Saturday, 17 September 2016

The Tree Of Adventure

My mother and father under the tree
At the bottom of the back garden of the house where I grew up there stood a tree. Not a very big tree, about 25 feet or so, but I and my brother could climb up and sit on a platform, which was a bit of wood we had found and fixed between two branches. From there we could see up the garden through the apple trees to the kitchen window, or the other way over the fence and into the park as far as the wood. Looking sideways we had a view over the neighbours' fences and into their gardens as they stretched along the road.

There was a knack to getting up there. First we had to get one foot in an easy foothold a few feet off the ground, and then stretch up and grab the one branch that was small enough for our small hands to grasp and pull ourselves up into the air high enough to reach out for the next branch across. Then we could scramble up to the platform, holding tight in case we fell down.

The day came that I had grown that little bit too much. I reached for the branch and pulled but it suddenly snapped, sending me sliding and crashing down the trunk to the ground.

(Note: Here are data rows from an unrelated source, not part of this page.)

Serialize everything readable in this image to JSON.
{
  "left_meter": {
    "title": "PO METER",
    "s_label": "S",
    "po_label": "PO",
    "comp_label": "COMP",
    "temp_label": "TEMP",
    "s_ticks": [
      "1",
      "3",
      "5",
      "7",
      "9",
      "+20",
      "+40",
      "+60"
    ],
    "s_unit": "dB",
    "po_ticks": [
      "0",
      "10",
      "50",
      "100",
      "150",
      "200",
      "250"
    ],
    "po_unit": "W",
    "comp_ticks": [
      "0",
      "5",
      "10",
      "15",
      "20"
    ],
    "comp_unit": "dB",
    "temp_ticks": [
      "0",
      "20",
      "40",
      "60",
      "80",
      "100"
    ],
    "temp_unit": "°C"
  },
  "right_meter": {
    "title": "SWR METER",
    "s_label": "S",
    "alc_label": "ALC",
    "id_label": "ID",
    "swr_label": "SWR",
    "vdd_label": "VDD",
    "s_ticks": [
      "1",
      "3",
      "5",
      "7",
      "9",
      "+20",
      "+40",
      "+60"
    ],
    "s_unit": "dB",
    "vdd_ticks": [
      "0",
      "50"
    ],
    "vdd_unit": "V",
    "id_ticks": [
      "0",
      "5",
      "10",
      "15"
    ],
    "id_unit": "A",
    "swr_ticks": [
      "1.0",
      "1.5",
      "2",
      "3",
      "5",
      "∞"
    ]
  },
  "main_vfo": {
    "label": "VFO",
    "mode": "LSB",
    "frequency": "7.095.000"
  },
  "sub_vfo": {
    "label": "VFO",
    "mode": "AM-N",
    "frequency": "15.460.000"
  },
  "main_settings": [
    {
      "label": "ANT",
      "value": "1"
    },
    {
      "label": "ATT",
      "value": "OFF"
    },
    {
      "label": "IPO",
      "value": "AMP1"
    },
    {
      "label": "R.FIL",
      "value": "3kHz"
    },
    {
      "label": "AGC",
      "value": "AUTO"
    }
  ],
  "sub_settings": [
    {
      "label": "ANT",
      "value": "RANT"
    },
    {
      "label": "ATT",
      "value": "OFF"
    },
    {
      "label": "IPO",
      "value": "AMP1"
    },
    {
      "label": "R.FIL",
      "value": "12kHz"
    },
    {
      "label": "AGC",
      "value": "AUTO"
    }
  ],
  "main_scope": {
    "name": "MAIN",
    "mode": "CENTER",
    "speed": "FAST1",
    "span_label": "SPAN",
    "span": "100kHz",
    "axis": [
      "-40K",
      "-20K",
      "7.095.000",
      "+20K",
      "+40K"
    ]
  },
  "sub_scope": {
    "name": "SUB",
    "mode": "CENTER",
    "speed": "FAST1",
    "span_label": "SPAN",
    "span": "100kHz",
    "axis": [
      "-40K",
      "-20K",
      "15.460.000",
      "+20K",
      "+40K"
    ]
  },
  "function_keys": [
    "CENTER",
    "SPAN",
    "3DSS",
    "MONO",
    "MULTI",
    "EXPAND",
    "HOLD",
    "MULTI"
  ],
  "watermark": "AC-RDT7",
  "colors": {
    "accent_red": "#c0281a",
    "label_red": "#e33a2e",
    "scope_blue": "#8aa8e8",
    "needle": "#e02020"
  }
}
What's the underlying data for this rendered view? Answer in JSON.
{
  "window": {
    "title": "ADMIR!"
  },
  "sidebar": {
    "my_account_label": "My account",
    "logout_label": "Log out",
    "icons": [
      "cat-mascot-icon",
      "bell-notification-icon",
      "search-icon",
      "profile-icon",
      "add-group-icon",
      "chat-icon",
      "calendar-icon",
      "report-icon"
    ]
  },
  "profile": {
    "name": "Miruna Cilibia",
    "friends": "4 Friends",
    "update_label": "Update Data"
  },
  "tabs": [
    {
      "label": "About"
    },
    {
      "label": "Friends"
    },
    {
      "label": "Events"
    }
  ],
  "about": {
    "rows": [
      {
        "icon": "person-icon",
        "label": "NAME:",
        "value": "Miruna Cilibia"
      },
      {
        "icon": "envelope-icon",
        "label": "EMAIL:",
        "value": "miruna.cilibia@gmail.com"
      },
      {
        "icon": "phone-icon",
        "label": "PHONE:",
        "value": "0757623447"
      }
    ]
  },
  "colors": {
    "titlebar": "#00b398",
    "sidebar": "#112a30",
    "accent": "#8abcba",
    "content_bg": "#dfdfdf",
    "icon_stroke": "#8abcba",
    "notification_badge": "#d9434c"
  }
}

This sounds ridiculous compared with the giant redwood tree that Julia Butterfly Hill climbed in 1997. That tree, which she named Luna, stood not twenty but two hundred feet tall, and Julia stayed high in a shelter in its branches not for half an hour, but for 738 days, through rain and storms, tossed this way and that.

The wood where I played
My tree was an alder, not a redwood. Alders are supposed to grow by streams, and I always wondered how this one came to be in my garden, until one day my father was digging and found the remains of a well next to the tree. That made sense - there was a stream running through the wood where I used to play, and that stream must have run under my garden.

The stream and the wood and the garden are still there to this day, and that makes me happy. I have moved to the West Country, my brother now lives 150 miles away and my mother and father now tend a garden in Paradise. I think we all outgrow our tree in the end, but nonetheless a part of me is still a small boy, perched breathless and excited in a tree 60 feet away from home.